Lafayette County launches online building permit and zoning applications
Lafayette County put building permits and zoning applications online April 23, letting residents and contractors submit, track and manage requests from anywhere.

Lafayette County has moved one of its most common government tasks online, putting building permit applications and planning and zoning applications in a digital system that lets users submit, track and manage requests from anywhere.
The change came from the county’s Building & Planning Department, led by Director of Development Services Joel Hollowell and based at 300 N. Lamar Blvd. in Oxford.

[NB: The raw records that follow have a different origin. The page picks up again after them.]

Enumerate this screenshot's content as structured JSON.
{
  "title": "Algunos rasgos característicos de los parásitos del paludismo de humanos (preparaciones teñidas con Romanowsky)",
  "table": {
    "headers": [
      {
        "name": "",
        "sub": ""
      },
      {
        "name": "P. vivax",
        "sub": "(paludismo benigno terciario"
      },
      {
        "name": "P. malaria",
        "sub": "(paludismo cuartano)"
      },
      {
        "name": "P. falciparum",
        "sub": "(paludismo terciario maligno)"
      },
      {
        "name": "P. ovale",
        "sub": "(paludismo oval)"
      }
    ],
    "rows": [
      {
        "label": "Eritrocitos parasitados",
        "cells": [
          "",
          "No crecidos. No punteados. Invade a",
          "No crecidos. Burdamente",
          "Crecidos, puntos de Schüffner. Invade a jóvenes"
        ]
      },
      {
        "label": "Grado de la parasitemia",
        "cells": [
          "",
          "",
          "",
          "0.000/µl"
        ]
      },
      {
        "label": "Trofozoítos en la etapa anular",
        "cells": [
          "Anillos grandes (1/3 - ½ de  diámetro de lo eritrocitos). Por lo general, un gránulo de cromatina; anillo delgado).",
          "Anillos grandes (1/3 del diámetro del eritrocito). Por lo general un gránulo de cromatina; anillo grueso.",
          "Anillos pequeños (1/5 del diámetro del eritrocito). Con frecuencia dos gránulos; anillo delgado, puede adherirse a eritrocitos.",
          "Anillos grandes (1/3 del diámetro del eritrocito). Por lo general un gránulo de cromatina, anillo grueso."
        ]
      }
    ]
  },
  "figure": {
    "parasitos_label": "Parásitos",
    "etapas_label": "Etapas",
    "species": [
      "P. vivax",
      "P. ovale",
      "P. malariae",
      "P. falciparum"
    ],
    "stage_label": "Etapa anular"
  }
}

The department administers the Lafayette County Zoning Ordinance and Land Development Standards and Regulations, issues building permits and enforces the 2012 International Building Code.
For homeowners, contractors and property owners, the practical impact is immediate. A homeowner planning an addition, a builder trying to keep a project moving, or a developer preparing a site plan no longer has to rely entirely on in-person visits and paper forms to get a filing started or check on its status. That visibility matters in a county where permits and zoning decisions often shape what gets built, where it gets built and how fast it can move.
The county’s permit rules remain in place. Residential structures in subdivisions and all commercial structures require permits in Lafayette County. Residential building permits start with a $150 base fee, plus 30 cents per living-area square foot. Commercial permits start with a $150 base fee and an additional valuation-based fee.

The new online system also lands in the middle of a tightly scheduled planning process. The Lafayette County Planning Commission has five members appointed by the Board of Supervisors and meets on the fourth Monday of each month. Agenda requests must be filed by the first day of the month, or the next business day if that date falls on a holiday or weekend. Site plan applications are due on the first business day of each month.
Lafayette County adopted its zoning ordinance on Jan. 18, 2018, and land-use debates have remained active. In March 2026, the Planning Commission denied a request to downzone part of the Max D. Hipp Industrial Park after a hearing that lasted nearly four hours. That fight drew about 560 signatures on a petition supporting rezoning and centered on a proposed asphalt plant tied to Magnolia Materials.
The county’s online rollout does not change the standards for approval, but it does move a basic government process into a form that is easier to access, easier to follow and harder to lose track of. In a county where development questions regularly draw attention, that may be the most important part of the update.